Mutations show you where exactly your DNA has a mutation in comparison to the reference sequence. (Cambridge Reference Sequence).

So, all in all, it doesn’t connect me to close cousins, and I knew that that would probably be the case when I decided to test. But somehow, I still found this interesting. Interesting because now I could put my 4x great grandmother, Anne Catherine Lemmens (1777 – 1822), on FTDNA as my most distant known ancestor. That was thanks to a WikiTree person who participated in my WikiTree Challenge in April. You can read my blog about that HERE. Or watch my reveal by the WikiTree Team on YouTube HERE.

Have you taken an mtDNA test? If so, what did you learn?

1 https://en.wikipedia.org/wiki/Human_mitochondrial_DNA_haplogroup

2 https://en.wikipedia.org/wiki/Haplogroup_H_(mtDNA)

3see The Family Tree Guide Guide to DNA Testing Genetic Genealogy; Blaine Bettinger, 2016, 2019, Amazon.com

6 Comments

  • I did my MtDNA …but mine and my daughter s both came back as an ” ! ..we are throw backs…not a mutant sigh

  • canyongen says:

    I tested as H5A2 and I am also from Germany on Mom’s line. I did discover we are from Slavic tribes which was very interesting. I have two matches with a genetic distance of zero but I don’t know the relationship as it is still very distant. I may write this up in a family book as there are 9 of us who share this.

  • Melody Wilson says:

    Thank you for sharing.
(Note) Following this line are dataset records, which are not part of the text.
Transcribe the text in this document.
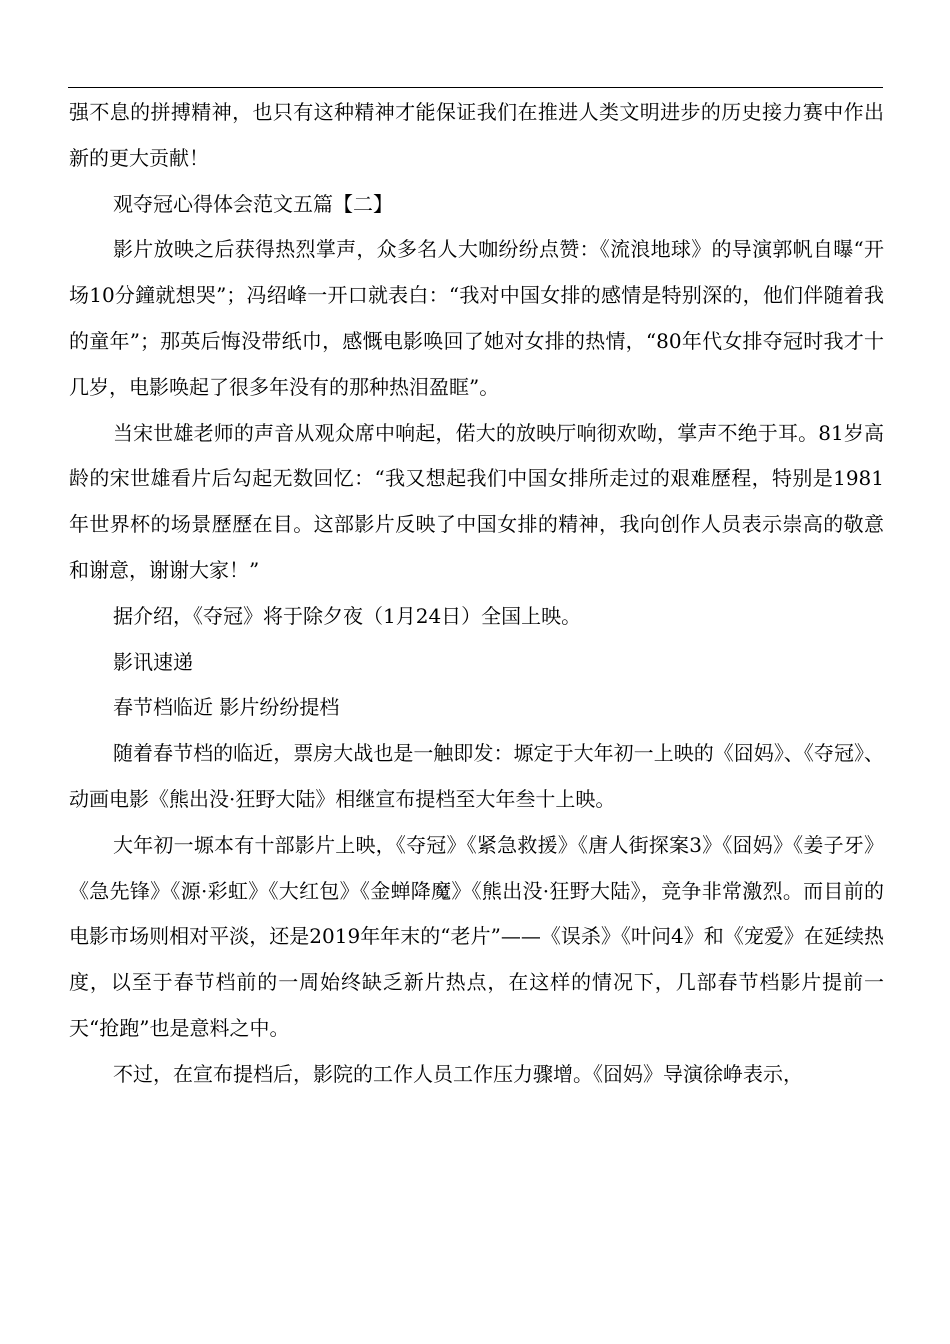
强不息的拼搏精神，也只有这种精神才能保证我们在推进人类文明进步的历史接力赛中作出新的更大贡献！

观夺冠心得体会范文五篇【二】

影片放映之后获得热烈掌声，众多名人大咖纷纷点赞：《流浪地球》的导演郭帆自曝“开场10分鐘就想哭”；冯绍峰一开口就表白：“我对中国女排的感情是特别深的，他们伴随着我的童年”；那英后悔没带纸巾，感慨电影唤回了她对女排的热情，“80年代女排夺冠时我才十几岁，电影唤起了很多年没有的那种热泪盈眶”。

当宋世雄老师的声音从观众席中响起，偌大的放映厅响彻欢呦，掌声不绝于耳。81岁高龄的宋世雄看片后勾起无数回忆：“我又想起我们中国女排所走过的艰难歷程，特别是1981年世界杯的场景歷歷在目。这部影片反映了中国女排的精神，我向创作人员表示崇高的敬意和谢意，谢谢大家！”

据介绍，《夺冠》将于除夕夜（1月24日）全国上映。

影讯速递

春节档临近 影片纷纷提档

随着春节档的临近，票房大战也是一触即发：塬定于大年初一上映的《囧妈》、《夺冠》、动画电影《熊出没·狂野大陆》相继宣布提档至大年叁十上映。

大年初一塬本有十部影片上映，《夺冠》《紧急救援》《唐人街探案3》《囧妈》《姜子牙》《急先锋》《源·彩虹》《大红包》《金蝉降魔》《熊出没·狂野大陆》，竞争非常激烈。而目前的电影市场则相对平淡，还是2019年年末的“老片”——《误杀》《叶问4》和《宠爱》在延续热度，以至于春节档前的一周始终缺乏新片热点，在这样的情况下，几部春节档影片提前一天“抢跑”也是意料之中。

不过，在宣布提档后，影院的工作人员工作压力骤增。《囧妈》导演徐峥表示，
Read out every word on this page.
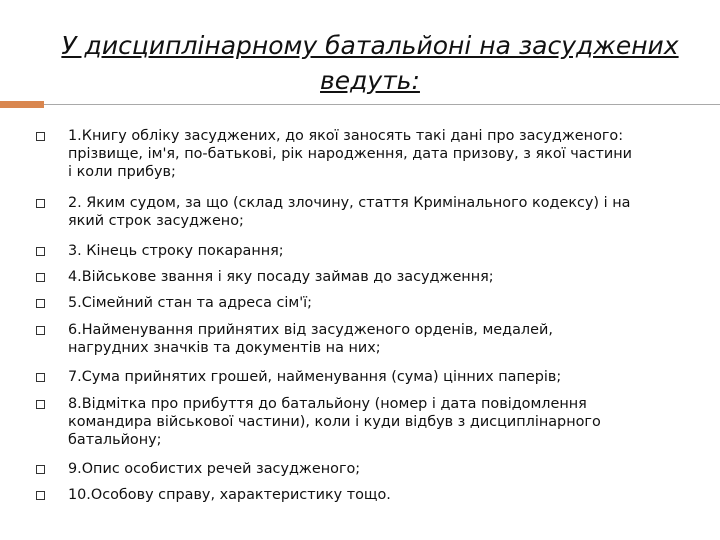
У дисциплінарному батальйоні на засуджених ведуть:
1.Книгу обліку засуджених, до якої заносять такі дані про засудженого: прізвище, ім'я, по-батькові, рік народження, дата призову, з якої частини і коли прибув;
2. Яким судом, за що (склад злочину, стаття Кримінального кодексу) і на який строк засуджено;
3. Кінець строку покарання;
4.Військове звання і яку посаду займав до засудження;
5.Сімейний стан та адреса сім'ї;
6.Найменування прийнятих від засудженого орденів, медалей, нагрудних значків та документів на них;
7.Сума прийнятих грошей, найменування (сума) цінних паперів;
8.Відмітка про прибуття до батальйону (номер і дата повідомлення командира військової частини), коли і куди відбув з дисциплінарного батальйону;
9.Опис особистих речей засудженого;
10.Особову справу, характеристику тощо.
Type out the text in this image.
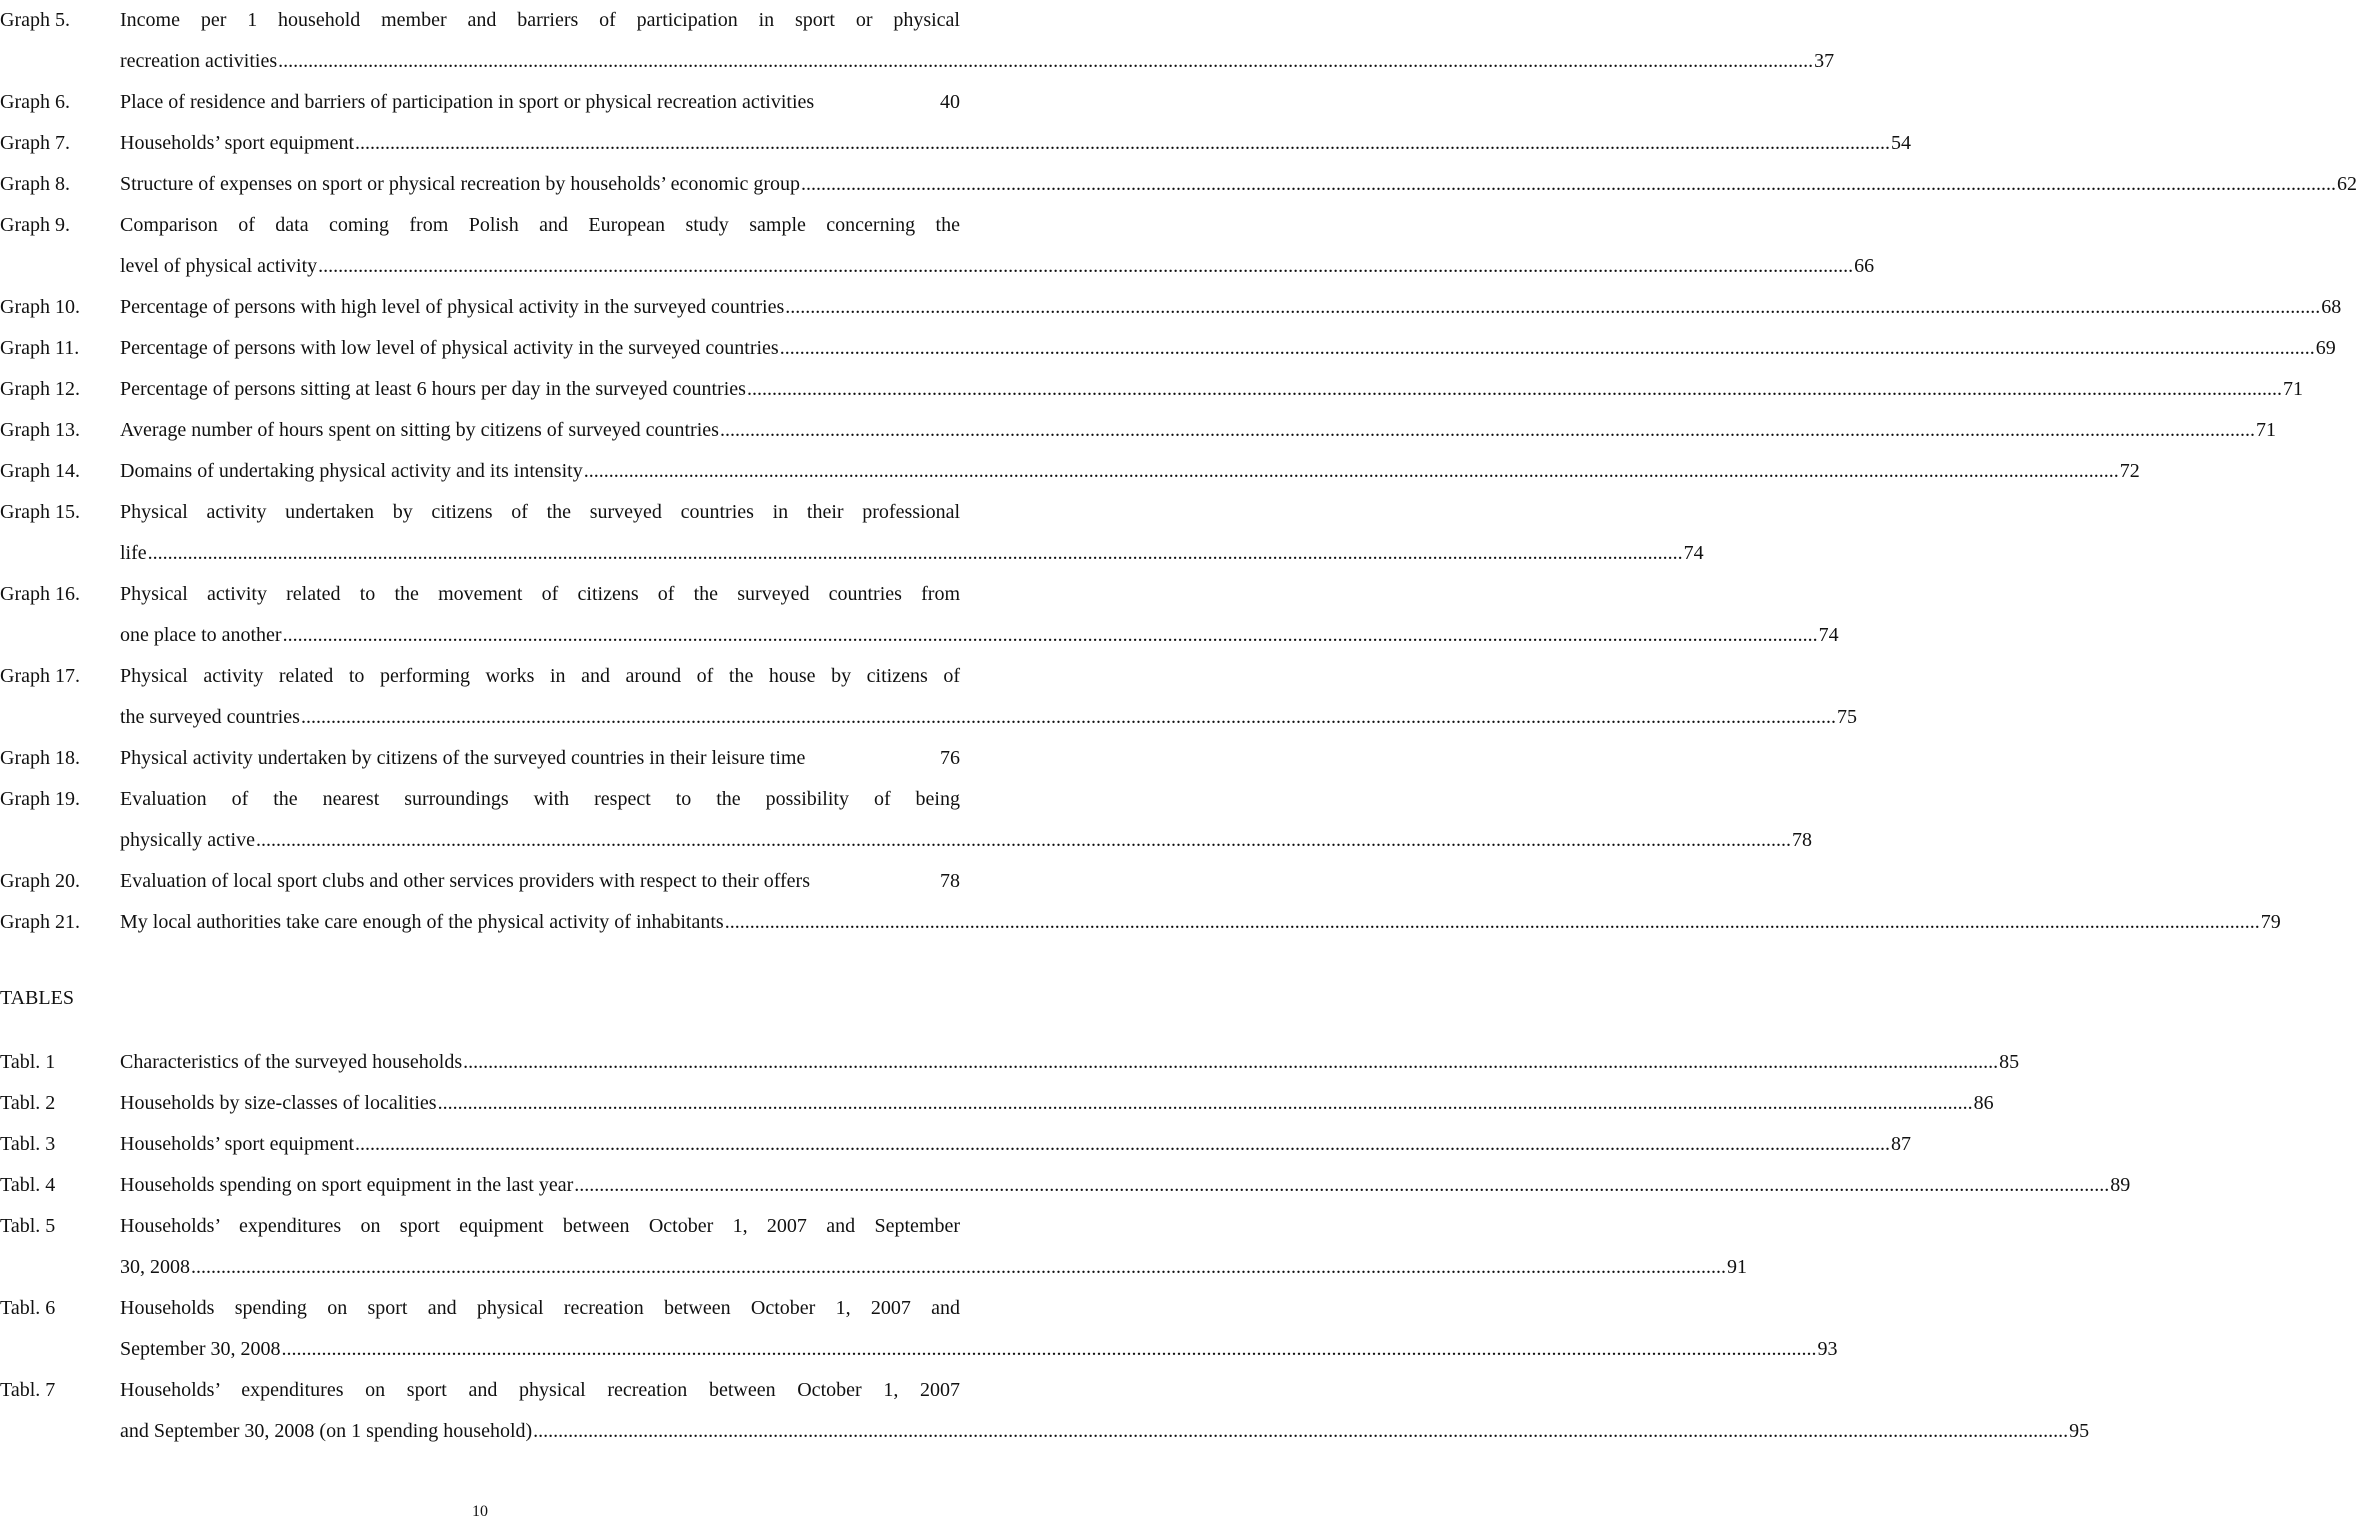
Graph 5.	Income per 1 household member and barriers of participation in sport or physical
recreation activities .....	37
Graph 6.	Place of residence and barriers of participation in sport or physical recreation activities	40
Graph 7.	Households’ sport equipment .....	54
Graph 8.	Structure of expenses on sport or physical recreation by households’ economic group .....	62
Graph 9.	Comparison of data coming from Polish and European study sample concerning the
level of physical activity .....	66
Graph 10. Percentage of persons with high level of physical activity in the surveyed countries .....	68
Graph 11. Percentage of persons with low level of physical activity in the surveyed countries .....	69
Graph 12. Percentage of persons sitting at least 6 hours per day in the surveyed countries .....	71
Graph 13. Average number of hours spent on sitting by citizens of surveyed countries .....	71
Graph 14. Domains of undertaking physical activity and its intensity .....	72
Graph 15. Physical activity undertaken by citizens of the surveyed countries in their professional
life .....	74
Graph 16. Physical activity related to the movement of citizens of the surveyed countries from
one place to another .....	74
Graph 17. Physical activity related to performing works in and around of the house by citizens of
the surveyed countries .....	75
Graph 18. Physical activity undertaken by citizens of the surveyed countries in their leisure time	76
Graph 19. Evaluation of the nearest surroundings with respect to the possibility of being
physically active .....	78
Graph 20. Evaluation of local sport clubs and other services providers with respect to their offers	78
Graph 21. My local authorities take care enough of the physical activity of inhabitants .....	79
TABLES
Tabl. 1	Characteristics of the surveyed households .....	85
Tabl. 2	Households by size-classes of localities .....	86
Tabl. 3	Households’ sport equipment .....	87
Tabl. 4	Households spending on sport equipment in the last year .....	89
Tabl. 5	Households’ expenditures on sport equipment between October 1, 2007 and September
30, 2008 .....	91
Tabl. 6	Households spending on sport and physical recreation between October 1, 2007 and
September 30, 2008 .....	93
Tabl. 7	Households’ expenditures on sport and physical recreation between October 1, 2007
and September 30, 2008 (on 1 spending household) .....	95
10
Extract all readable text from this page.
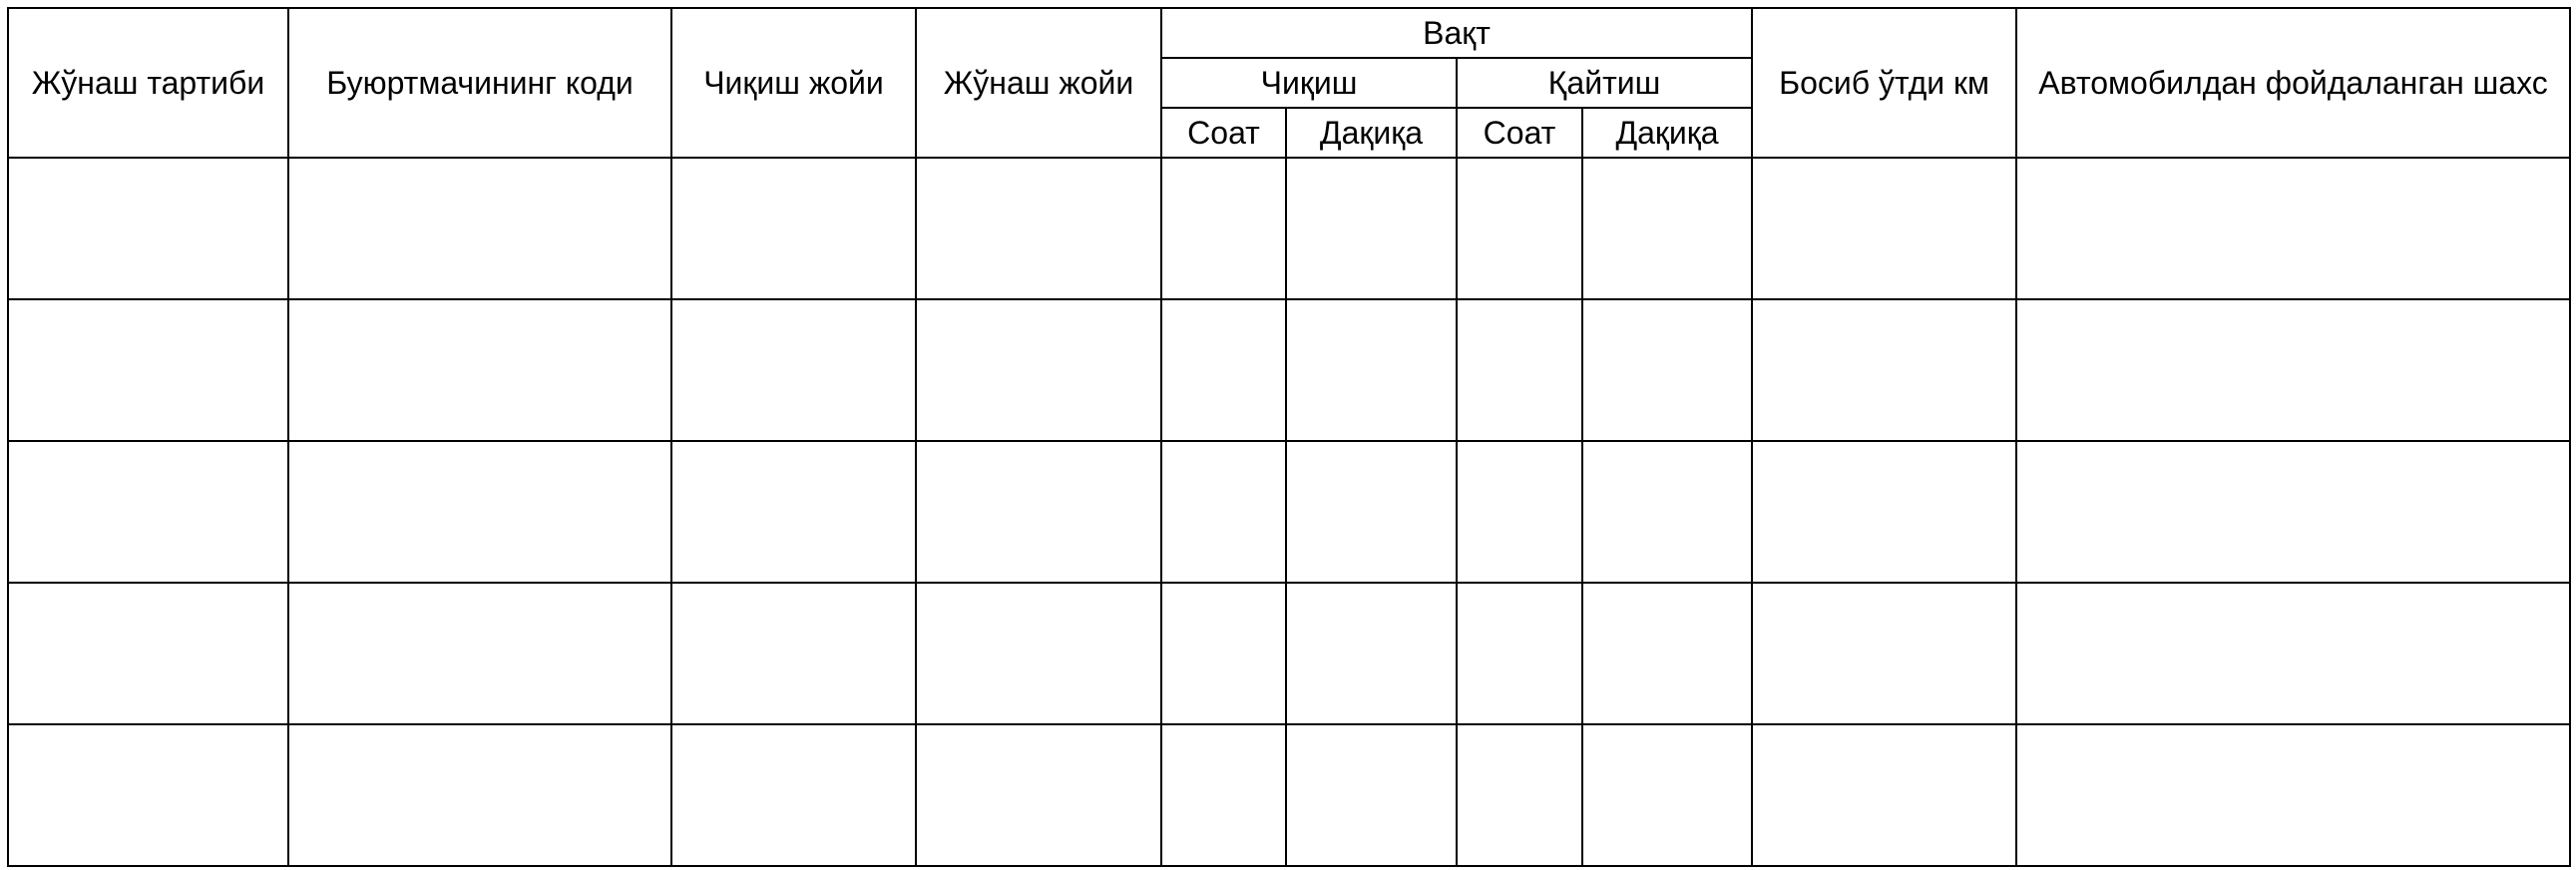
Жўнаш тартиби	Буюртмачининг коди	Чиқиш жойи	Жўнаш жойи	Вақт				Босиб ўтди км	Автомобилдан фойдаланган шахс
				Чиқиш		Қайтиш			
				Соат	Дақиқа	Соат	Дақиқа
This was very interesting. I am a search angel and was considering asking for an mtDNA test from one of my ladies but now I see that it will probably not be helpful.

    • Melody, where the mtDNA test is helpful for genealogy is when you believe you have two females that are related on the maternal line. So somewhere along the mother’s, mother’s, mother line then this test would prove out if they were related.

  • peachy5 says:

    I had a MT DNA test done in 2018, and as of today I have zero matches. Much like your results there is very little information that I can find on my haplogroup. I don’t regret getting it done; I am just not finding it very useful at this point in my research.

    • Yes, mtDNA is probably the least useful for genealogy. As I mentioned in another comment it’s useful if you have a theory about how two females might be related. Then this can prove or disprove the theory.